Вульф пошевелился и открыл глаза.
– Сколько времени продолжается перелет в Лос-Анджелес?
– Десять, может быть одиннадцать часов. Иногда немного больше.
– Когда летит ближайший самолет?
– Не знаю.
– Узнай… Погоди минутку. Были ли мы когда-нибудь в таком тупике?
– Нет.
– Ладно. А эта надпись на письме, чья она? И для чего? Никто не признался: Тебе известен адрес сестры Дайкеса, живущей постоянно в Калифорнии?
– Да.
– Позвони мистеру Веллимэну. Скажи, что я хочу послать тебя к сестре Дайкеса. В противном случае мы отказываемся от проведения дела. Если он согласится оплатить, счет, закажи место на ближайший самолет и собирай вещи. Я тем временем приготовлю тебе инструкции. В сейфе есть деньги?
– Есть.
– Возьми, сколько потребуется. Ты не боишься лететь через весь континент?
– Рискну.
Вульф вздрогнул. Даже короткую поездку на такси он считал поступком смелым и небезопасным.
XIV
На Западе я не был несколько лет. Проспал почти всю ночь и проснулся утром, когда стюардесса начала подавать кофе. Раскинувшийся внизу пустынный ландшафт выглядел несомненно опрятнее, чем местность, где много растительности, и там, конечно, нет проблем расчистки. Однако сверху я видел пространства, где не помешали бы несколько лишних деревьев.

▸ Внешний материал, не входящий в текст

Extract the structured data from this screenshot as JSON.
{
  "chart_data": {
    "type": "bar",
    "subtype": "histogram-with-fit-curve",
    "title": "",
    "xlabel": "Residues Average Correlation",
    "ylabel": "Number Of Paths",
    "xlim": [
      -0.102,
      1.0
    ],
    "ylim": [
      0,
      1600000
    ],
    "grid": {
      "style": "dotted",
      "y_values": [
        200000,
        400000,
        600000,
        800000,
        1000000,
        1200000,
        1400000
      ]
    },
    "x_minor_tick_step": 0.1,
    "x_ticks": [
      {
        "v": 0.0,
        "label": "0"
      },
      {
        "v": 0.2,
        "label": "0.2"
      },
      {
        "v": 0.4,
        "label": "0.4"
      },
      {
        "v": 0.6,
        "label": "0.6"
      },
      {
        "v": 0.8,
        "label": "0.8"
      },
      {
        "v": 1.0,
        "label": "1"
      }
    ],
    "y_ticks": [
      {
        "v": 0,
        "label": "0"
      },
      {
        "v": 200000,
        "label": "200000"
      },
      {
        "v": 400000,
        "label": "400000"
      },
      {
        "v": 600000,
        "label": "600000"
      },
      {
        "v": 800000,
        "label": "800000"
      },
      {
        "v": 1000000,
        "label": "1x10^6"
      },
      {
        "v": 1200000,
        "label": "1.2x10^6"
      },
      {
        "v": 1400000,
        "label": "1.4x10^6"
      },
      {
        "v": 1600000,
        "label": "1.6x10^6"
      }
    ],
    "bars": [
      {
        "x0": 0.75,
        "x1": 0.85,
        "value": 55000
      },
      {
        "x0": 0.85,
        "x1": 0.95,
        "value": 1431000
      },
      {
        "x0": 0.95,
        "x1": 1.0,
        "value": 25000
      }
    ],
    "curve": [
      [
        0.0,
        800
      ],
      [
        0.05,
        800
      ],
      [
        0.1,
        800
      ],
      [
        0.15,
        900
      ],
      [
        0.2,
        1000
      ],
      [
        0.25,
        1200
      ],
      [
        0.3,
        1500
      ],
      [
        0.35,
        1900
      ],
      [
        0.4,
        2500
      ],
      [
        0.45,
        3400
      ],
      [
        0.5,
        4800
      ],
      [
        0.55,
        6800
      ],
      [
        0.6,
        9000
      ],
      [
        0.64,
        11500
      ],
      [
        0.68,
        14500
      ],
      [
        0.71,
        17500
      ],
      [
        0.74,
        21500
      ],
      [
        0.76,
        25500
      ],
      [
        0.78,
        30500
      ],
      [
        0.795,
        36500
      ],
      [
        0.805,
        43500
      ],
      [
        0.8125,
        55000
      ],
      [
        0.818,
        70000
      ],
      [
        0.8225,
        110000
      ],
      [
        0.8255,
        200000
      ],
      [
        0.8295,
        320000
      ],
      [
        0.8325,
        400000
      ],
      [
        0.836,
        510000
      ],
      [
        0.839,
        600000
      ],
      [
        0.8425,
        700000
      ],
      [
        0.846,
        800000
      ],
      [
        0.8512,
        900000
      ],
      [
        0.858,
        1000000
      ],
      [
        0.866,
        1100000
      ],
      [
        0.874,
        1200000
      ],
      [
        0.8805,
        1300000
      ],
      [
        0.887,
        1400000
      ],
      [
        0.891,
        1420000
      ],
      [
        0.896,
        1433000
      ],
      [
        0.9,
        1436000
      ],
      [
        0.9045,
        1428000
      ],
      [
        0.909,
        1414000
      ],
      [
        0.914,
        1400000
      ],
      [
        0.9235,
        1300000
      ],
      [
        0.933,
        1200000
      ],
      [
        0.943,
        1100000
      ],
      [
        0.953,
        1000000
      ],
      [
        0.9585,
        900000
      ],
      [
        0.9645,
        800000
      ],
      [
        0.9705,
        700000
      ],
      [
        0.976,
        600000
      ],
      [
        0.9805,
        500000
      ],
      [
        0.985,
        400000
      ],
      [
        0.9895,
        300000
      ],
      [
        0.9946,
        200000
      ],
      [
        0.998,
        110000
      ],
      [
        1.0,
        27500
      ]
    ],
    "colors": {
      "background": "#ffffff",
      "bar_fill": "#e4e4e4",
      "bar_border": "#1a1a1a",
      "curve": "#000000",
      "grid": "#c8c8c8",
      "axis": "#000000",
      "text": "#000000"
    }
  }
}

Когда самолет приземлился на бетонной Полосе аэродрома Лос-Анджелеса, мои часы показывали десять минут двенадцатого. Я перевел их на три часа, а затем встал, чтобы по приставной лестнице спуститься на твердую землю. Было душно, но пасмурно. Пока я отыскал свой чемодан и сел в такси, пришлось несколько раз вытирать лицо и шею платком. Как только мы поехали, в лицо мне подул приятный ветерок, но я прикрыл окно, чтобы избежать двустороннего воспаления легких. К слову сказать, местные жители выглядели не такими чужими, как архитектура и растительность. Когда мы добрались до отеля. «Ривьера», пошел дождь. После оплаченного завтрака я поднялся наверх, чтобы принять оплаченный душ. Комната была слишком пестрая, но удобная. Немного пахло сыростью, а из-за дождя я не мог открыть окно. Около одиннадцати, чистенький, выбритый, одетый, я взялся за телефонную трубку.
В справочнике нашел телефон семейства Поттер, обитающего в Гленвиле, на Уайткрист-авеню, 2819.
Я набрал указанный номер и после трех гудков услышал женский голос:
– Алло?
– Могу ли я попросить миссис Поттер? – спросил я любезным, но не чересчур сладким голосом.